Ubiquitination assay
The ubiquitination assay was performed as previously described56. Briefly, Tet-inducible KLHL12-FLAG-expressing 293 cells were treated with MG132 for 24 h prior to harvest. To assess endogenous ubiquitination of KLHL12, cells were harvested in PBS containing 5 mM NEM and lysed in 1% SDS by boiling for 10 min. Cell lysates were diluted to 0.1% SDS by adding lysis buffer (6 M guanidinium-HCl buffer (pH 8.0)) containing protease inhibitors and 5 mM NEM, and immunoprecipitated with anti-FLAG antibody followed by immunoblot.
Immunofluorescent microscopy
Cells were plated in 6-well plate with acid-washed glass coverslips. After 24h, cells were fixed with 4% paraformaldehyde (PFA) in DPBS for 30 min, washed five times with PBS and permeabilized with 0.1% Triton X-100 in DPBS for 15 min at room temperature. Primary antibodies were used in 0.5% BSA in DPBS. Cells were incubated with blocking buffer (0.5% BSA in PBS) for 30 min at RT followed by 1 h incubation at RT with rabbit anti-FLAG antibody (1:500, Sigma-Aldrich, St. Louis, MO, USA) and mouse anti-SEC31A antibody (1:500, BD Biosciences, NJ, USA) and then secondary antibodies such as Alexa Fluor 488 goat anti-rabbit IgG and Alexa Fluor 594 goat anti-mouse IgG (1:500, Molecular Probes, Invitrogen, Carlsbad, CA, USA). Antibody incubations were followed by five PBS washes. Images were obtained using a confocal laser microscopy (Nikon C1, Nikon, Tokyo, Japan), and merges of images were processed using Nikon EZ-C1 viewer software.

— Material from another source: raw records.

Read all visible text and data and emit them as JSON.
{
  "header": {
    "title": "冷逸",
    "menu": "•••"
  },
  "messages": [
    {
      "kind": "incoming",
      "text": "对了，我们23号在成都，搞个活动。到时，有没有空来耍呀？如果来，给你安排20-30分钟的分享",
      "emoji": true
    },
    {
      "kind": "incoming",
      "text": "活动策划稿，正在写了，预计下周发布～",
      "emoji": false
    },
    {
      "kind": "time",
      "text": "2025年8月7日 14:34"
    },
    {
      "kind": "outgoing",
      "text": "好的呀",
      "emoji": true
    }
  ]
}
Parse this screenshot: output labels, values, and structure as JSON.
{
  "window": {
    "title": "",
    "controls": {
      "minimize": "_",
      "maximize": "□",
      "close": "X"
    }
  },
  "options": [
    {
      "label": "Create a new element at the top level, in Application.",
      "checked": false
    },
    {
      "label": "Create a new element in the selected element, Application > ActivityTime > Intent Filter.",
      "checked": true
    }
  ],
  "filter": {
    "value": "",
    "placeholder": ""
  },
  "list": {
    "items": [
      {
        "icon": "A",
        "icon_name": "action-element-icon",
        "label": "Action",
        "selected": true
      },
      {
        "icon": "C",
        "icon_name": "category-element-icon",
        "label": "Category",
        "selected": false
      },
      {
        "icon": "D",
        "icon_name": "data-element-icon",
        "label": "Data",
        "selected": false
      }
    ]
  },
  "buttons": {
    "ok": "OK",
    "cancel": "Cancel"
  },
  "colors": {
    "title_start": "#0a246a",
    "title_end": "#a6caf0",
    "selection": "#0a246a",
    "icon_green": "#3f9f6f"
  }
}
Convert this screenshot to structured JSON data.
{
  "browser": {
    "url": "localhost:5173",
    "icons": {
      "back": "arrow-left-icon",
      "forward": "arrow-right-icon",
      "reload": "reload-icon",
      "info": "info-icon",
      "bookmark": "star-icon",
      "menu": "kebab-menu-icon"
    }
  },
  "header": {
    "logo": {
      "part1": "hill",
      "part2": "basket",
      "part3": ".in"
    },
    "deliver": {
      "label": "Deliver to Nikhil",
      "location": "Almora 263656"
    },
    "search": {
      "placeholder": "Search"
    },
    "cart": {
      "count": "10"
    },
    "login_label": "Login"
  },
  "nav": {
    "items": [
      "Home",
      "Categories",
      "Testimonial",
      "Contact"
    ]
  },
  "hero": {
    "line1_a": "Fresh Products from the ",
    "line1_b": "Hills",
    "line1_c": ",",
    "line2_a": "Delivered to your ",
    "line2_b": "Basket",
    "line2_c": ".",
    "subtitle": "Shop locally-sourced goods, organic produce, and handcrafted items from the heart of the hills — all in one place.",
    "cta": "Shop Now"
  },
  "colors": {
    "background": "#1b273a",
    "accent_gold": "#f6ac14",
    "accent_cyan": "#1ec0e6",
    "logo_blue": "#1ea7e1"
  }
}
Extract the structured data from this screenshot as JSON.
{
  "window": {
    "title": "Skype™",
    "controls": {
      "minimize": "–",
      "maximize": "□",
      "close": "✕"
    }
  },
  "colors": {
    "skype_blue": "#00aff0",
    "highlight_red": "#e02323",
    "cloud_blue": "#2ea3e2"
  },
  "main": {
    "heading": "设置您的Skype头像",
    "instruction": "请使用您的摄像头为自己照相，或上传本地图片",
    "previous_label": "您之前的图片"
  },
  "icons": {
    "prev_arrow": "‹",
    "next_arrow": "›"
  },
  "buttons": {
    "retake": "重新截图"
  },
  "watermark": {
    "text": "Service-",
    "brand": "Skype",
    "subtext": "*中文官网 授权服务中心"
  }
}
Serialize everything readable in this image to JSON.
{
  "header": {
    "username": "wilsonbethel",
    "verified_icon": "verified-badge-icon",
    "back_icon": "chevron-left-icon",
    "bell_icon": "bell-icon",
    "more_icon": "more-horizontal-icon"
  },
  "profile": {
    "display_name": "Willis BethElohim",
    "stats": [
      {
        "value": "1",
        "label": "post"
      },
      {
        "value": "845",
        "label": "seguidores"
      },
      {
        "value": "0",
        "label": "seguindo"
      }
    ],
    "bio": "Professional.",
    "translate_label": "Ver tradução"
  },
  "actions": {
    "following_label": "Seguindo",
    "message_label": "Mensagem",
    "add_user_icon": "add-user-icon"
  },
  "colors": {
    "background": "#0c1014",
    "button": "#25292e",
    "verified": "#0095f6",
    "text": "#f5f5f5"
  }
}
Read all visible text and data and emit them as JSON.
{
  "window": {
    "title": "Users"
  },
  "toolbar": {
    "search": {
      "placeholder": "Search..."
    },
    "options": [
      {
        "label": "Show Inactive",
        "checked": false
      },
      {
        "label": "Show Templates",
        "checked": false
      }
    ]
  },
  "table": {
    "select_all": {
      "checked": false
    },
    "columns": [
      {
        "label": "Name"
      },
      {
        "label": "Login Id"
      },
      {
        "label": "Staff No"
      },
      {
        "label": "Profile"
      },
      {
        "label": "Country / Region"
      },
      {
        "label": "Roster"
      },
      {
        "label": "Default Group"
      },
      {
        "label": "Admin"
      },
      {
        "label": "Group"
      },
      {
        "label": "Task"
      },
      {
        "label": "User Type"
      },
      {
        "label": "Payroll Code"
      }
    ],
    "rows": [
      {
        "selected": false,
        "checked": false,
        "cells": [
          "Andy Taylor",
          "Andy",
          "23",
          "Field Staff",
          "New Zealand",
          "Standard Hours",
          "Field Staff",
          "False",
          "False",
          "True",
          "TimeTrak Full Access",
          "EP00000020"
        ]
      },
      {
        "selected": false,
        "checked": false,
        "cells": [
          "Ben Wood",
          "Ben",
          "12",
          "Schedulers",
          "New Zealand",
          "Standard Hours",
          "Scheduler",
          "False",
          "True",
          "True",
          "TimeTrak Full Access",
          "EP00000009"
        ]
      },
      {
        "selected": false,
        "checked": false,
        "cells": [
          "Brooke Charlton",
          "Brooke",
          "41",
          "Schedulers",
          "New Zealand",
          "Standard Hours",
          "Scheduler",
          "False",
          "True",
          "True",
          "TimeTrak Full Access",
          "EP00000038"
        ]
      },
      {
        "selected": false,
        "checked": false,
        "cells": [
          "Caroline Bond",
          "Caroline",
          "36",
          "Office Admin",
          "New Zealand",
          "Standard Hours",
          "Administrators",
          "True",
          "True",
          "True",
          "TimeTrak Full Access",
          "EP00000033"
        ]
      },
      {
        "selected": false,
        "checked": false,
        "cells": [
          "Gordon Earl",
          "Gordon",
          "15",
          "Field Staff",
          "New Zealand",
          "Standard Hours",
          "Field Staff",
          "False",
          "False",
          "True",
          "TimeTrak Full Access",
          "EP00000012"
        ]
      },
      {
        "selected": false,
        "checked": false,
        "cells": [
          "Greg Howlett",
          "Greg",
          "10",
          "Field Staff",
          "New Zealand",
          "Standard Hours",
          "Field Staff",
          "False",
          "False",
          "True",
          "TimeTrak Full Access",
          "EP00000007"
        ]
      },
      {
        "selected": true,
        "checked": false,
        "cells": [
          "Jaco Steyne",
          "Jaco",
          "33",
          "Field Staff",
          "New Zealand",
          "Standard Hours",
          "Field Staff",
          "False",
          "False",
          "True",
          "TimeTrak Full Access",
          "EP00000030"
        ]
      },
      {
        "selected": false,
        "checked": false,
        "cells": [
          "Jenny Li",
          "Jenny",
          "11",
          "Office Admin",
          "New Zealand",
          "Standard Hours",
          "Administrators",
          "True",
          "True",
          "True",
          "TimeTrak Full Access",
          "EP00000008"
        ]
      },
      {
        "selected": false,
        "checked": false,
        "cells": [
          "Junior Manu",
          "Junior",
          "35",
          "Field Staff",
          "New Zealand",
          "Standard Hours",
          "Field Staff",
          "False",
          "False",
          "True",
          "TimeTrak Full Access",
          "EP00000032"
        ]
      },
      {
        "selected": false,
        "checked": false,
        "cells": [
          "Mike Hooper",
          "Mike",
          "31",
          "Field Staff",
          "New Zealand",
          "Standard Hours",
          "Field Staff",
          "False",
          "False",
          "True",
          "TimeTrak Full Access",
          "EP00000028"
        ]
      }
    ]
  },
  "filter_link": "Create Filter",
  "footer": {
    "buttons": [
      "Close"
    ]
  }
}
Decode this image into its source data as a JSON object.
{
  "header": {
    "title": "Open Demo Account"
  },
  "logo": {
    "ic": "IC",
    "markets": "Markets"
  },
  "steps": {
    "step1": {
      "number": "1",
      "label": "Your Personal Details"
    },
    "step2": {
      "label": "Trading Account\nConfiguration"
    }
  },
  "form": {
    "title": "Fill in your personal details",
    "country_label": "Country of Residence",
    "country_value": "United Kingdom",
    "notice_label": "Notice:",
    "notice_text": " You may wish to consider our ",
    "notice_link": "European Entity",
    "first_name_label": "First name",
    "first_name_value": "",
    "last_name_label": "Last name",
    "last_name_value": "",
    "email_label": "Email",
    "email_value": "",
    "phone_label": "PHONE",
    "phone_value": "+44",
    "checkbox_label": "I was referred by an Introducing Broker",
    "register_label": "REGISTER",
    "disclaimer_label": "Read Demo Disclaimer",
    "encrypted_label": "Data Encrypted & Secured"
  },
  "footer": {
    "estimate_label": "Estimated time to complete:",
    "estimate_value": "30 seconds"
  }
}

Real-time quantitative PCR with reverse transcription
RNA was obtained from fibroblast cells using Trizol reagent (Invitrogen, Carlsbad, CA, USA) according to the manufacturer’s instructions. Complementary DNAs (cDNAs) were synthesized from total RNA using Superscript II First-strand Synthesis kit (Invitrogen, Carlsbad, CA, USA) and quantified by real-time PCR using the IQ SYBR green supermix kit (Bio-Rad Laboratories, Hercules, CA, USA) and the following primers: human COL1A1, 5’-GTGTTGTGCGSTGSCG-3’ and 5’-TCGGTGGGTGACTCT-3’; human CUL3, 5’-CTGGTGTATCTTTAGGTGGTG-3’ and 5’-GTGCTGGTGGGATGTTG-3’; human GAPDH, 5’-CTCCTCCACCTTTGACGC-3’ and 5’-CCACCACCCTGTTGCTGT-3’. Gene expression levels were normalized to GAPDH expression levels.
Statistical analysis
Statistical analyses were performed using GraphPad Prism (GraphPad Software Inc., La Jolla, CA, USA). The results of multiple experiments were presented with mean ± standard deviation (SD). P-values of less than 0.05 were considered statistically significant.
AUTHOR CONTRIBUTIONS
K.K., S.P., J.K. designed the study; K.K., S.P. collected the data; K.K, J.K wrote the article and all contributed to editing and reviewing the submission.
COMPETING INTERESTS
The authors declare no competing interests.
ACKNOWLEDGEMENTSs
Research reported in this publication was supported by the National Institute of General Medical Sciences of the National Institutes of Health under award number R01GM110373.